Selain dana kompensasi sebesar Rp45,42 triliun, PLN diketahui juga memperoleh PMN sebesar Rp5 triliun. Tambahan PMN itu masih sangat wajar, lantaran PLN menjalankan berbagai penugasan pemerintah dengan biaya yang tidak kecil.

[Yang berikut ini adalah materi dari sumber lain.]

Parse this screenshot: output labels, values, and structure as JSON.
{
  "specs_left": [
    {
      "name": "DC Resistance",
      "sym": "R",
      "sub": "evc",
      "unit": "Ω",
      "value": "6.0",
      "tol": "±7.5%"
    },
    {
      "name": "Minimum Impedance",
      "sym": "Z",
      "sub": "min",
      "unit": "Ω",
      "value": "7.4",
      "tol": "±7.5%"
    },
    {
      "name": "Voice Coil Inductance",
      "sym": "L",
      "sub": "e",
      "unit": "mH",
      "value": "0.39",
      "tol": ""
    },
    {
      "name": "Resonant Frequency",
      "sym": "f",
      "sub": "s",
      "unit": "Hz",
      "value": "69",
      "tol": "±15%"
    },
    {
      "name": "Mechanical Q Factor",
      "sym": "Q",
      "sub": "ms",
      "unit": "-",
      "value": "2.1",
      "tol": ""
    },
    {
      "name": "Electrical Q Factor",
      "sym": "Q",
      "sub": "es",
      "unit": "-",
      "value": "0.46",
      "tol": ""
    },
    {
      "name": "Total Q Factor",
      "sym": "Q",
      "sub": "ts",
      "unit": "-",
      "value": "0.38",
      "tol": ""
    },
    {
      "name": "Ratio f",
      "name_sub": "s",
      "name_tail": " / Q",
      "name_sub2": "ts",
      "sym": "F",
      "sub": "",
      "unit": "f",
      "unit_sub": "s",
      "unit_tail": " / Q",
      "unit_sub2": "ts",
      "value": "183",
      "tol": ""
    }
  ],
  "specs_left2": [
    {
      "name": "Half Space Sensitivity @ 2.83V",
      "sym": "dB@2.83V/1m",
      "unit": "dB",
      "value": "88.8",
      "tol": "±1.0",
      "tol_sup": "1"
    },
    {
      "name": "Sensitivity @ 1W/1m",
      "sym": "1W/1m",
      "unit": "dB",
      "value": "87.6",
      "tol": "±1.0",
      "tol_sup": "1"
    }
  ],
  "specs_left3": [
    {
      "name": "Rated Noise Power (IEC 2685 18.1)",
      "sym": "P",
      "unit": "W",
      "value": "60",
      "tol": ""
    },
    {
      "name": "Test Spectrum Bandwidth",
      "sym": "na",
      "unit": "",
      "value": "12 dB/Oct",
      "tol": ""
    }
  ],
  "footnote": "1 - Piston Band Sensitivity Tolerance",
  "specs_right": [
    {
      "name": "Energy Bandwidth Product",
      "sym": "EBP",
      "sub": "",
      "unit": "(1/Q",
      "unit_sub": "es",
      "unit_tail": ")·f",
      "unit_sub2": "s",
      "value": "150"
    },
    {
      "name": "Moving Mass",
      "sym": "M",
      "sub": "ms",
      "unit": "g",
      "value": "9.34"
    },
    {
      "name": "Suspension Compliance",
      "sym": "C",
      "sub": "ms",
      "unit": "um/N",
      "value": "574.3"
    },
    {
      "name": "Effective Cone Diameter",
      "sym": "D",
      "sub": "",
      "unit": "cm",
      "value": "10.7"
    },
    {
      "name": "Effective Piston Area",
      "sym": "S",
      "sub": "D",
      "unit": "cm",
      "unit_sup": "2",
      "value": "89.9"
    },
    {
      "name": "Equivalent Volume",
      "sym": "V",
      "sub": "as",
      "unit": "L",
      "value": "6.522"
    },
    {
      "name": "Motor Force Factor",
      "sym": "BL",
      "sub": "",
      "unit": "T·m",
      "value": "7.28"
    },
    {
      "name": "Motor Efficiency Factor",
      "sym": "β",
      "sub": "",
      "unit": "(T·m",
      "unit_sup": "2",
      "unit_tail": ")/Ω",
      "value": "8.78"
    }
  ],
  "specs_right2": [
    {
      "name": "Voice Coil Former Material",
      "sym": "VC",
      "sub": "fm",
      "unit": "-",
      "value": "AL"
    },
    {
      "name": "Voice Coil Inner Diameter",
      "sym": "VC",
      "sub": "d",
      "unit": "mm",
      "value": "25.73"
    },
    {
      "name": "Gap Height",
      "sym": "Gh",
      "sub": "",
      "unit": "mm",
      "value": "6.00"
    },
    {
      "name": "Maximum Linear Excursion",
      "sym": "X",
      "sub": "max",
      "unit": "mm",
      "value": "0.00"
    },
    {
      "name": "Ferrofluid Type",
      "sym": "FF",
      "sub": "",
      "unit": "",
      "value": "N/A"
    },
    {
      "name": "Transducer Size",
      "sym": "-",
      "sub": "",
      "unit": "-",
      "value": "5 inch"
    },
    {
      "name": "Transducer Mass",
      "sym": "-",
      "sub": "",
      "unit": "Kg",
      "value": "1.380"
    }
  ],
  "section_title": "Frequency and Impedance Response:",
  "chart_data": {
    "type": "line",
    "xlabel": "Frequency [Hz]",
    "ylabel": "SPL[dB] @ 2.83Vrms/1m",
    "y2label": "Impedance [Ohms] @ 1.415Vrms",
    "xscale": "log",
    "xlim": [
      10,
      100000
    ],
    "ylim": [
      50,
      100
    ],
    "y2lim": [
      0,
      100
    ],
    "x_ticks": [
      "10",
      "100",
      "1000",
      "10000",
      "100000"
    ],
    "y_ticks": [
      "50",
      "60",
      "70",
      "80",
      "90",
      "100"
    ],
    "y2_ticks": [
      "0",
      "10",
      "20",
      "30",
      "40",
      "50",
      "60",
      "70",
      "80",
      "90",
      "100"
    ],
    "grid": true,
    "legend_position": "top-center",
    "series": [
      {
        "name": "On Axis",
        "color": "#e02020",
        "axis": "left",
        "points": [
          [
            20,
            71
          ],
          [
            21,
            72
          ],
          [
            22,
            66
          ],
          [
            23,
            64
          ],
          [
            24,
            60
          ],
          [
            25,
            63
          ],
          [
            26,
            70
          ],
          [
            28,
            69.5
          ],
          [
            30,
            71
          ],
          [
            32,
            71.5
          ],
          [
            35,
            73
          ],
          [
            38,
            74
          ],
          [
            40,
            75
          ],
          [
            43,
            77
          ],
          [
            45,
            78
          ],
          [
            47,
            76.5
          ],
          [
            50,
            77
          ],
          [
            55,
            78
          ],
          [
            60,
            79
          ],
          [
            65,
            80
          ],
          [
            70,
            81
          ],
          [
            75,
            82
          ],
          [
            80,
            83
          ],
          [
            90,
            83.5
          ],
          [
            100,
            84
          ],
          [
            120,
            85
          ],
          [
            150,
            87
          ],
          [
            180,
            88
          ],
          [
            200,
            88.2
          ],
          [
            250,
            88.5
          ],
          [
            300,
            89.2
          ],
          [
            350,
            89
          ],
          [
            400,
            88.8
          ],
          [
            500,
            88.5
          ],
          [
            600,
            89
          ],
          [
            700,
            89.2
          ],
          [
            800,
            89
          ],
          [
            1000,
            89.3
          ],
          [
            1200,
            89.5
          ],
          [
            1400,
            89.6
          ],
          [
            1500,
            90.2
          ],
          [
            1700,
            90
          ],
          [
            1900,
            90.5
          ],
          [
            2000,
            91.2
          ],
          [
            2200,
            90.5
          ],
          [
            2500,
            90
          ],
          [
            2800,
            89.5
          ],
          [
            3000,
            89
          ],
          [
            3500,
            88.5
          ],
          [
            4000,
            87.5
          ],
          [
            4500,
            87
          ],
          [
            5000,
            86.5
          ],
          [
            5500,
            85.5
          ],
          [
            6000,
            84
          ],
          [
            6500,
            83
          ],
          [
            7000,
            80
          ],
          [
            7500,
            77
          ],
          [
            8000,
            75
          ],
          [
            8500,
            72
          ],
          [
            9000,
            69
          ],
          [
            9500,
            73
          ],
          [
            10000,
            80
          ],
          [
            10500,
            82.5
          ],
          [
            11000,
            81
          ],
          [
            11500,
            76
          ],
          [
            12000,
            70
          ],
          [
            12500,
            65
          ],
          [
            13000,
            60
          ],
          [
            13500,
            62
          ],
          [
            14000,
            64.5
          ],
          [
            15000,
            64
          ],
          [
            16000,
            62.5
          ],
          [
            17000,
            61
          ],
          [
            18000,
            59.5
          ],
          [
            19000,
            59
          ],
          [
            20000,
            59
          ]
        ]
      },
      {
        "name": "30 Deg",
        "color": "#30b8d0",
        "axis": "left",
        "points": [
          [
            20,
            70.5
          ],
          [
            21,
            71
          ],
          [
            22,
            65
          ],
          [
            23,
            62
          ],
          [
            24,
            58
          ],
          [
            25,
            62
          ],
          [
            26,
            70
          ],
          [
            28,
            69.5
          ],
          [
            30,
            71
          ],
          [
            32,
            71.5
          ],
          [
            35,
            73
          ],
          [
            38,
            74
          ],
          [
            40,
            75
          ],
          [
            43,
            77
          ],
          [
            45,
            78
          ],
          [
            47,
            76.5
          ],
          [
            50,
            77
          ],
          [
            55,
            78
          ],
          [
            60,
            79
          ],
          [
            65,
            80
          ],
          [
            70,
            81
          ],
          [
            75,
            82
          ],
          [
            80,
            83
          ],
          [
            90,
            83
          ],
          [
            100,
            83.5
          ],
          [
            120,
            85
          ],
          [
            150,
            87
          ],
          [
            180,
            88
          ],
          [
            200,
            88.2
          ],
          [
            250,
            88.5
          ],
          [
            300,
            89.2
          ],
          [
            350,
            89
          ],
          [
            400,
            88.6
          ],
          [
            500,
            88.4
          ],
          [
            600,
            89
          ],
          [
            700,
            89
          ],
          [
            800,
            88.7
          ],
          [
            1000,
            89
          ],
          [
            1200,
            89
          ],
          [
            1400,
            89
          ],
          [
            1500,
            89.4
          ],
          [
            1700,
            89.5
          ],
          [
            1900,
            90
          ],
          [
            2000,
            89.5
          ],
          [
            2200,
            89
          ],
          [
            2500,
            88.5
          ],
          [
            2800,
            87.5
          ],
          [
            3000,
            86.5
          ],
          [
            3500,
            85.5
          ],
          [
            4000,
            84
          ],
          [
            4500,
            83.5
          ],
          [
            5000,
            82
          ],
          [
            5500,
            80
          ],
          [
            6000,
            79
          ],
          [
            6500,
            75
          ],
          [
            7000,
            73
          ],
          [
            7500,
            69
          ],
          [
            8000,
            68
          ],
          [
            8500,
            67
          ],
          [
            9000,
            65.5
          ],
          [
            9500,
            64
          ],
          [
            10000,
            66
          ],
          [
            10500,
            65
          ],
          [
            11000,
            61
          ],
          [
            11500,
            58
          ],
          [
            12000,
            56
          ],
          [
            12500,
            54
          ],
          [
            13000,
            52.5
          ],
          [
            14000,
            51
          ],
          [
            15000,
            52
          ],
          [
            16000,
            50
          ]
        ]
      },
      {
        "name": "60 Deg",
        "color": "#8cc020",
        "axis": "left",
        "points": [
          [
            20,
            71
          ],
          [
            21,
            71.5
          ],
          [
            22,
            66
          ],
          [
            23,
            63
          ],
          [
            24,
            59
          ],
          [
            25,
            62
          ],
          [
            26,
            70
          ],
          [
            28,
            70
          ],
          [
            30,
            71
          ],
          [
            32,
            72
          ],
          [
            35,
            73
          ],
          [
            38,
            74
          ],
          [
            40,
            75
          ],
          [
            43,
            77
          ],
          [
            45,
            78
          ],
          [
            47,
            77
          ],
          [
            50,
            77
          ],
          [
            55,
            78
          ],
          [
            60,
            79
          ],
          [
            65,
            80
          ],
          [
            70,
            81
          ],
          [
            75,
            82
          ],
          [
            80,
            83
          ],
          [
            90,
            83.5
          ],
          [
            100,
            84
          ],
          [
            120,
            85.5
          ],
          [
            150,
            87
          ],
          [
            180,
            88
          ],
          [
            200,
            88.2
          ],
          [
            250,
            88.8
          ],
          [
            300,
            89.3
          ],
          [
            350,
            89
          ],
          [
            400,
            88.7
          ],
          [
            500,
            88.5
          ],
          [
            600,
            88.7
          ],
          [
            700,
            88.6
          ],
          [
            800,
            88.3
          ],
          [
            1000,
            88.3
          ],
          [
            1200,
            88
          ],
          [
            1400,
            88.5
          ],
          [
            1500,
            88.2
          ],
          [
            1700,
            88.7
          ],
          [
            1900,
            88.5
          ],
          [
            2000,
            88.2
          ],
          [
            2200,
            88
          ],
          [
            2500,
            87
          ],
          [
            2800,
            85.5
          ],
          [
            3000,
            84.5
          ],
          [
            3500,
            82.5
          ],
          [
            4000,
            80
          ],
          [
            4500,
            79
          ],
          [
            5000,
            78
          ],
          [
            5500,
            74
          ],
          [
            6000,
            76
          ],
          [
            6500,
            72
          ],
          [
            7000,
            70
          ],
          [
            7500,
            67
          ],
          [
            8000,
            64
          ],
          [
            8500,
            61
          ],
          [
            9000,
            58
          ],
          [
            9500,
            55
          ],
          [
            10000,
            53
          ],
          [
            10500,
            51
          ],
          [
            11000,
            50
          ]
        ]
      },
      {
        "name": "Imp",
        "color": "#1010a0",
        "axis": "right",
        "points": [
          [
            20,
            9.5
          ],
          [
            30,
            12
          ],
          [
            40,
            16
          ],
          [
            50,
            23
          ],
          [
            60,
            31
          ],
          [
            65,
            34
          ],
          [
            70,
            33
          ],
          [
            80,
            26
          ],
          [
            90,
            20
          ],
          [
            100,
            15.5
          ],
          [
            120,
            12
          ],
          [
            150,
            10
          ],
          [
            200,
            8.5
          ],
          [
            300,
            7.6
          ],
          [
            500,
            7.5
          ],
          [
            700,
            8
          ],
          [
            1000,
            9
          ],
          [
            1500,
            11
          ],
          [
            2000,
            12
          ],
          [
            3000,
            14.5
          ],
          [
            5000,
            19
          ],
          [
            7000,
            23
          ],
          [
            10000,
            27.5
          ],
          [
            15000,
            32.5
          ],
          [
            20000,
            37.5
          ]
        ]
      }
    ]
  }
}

Untuk mencapai 100 persen rasio eletrifikasi, yang kini sudah mencapai 98,3 persen, PLN harus membangun pembangkit listrik, jaringan distribusi dan transmisi di seluruh wilayah Indonesia, termasuk di daerah 3T (terdepan, terluar dan tertinggal). Selama ini, sumber dana yang digunakan PLN adalah sumber dana eksternal, utamanya dari global bond.

Penambahan PMN kepada PLN itu diharapkan dapat memperbaiki rasio utang dibanding modal sendiri (debt to equity ratio). PLN juga menjalankan penugasan pemerintah dalam pengembangan Energi Baru Terbarukan yang digunakan dalam pembangkit listrik tenaga Surya, Tenaga Bayu, Biothermal, dan sebagainya.

Selama masa pandemi Covid-19, PLN juga menjalankan tugas pemerintah untuk menggratiskan pembayaran listrik bagi 24 juta pelanggan dengan daya 450 Volt Ampere (VA) dan memberikan diskon 50 persen bagi 7 Juta pelanggan dengan daya 900 VA bersubsidi.

Insentif itu dapat meringankan beban rakyat miskin dan rentan miskin, yang terpuruk selama pandemi Covid-19. Keringanan biaya listrik itu berlaku selama tiga bulan yakni April, Mei, dan Juni 2020, membutuhkan dana sekitar Rp3,57 triliun. Untuk perpanjangan dan perluasan kebijakan itu tentunya dibutuhkan biaya yang lebih besar lagi.

Oleh karena itu, PLN sesungguhnya tidak memperoleh kuncuran dana jumbo sebesar Rp50,42, tetapi PLN memperoleh pembayaran utang pemerintah sebesar Rp45,42 dalam bentuk pelunasan dana kompensasi dan tambahan PMN sebesar Rp5 triliun untuk pembiayaan penugasan pemerintah.

"Hanya, kucuran dana sebesar itu dibarengkan dengan alokasi dana program PEN akibat dampak pandemik Covid-19, sehingga seolah-olah PLN mendapat insentif dana jumbo dari APBN 2020," ujarnya.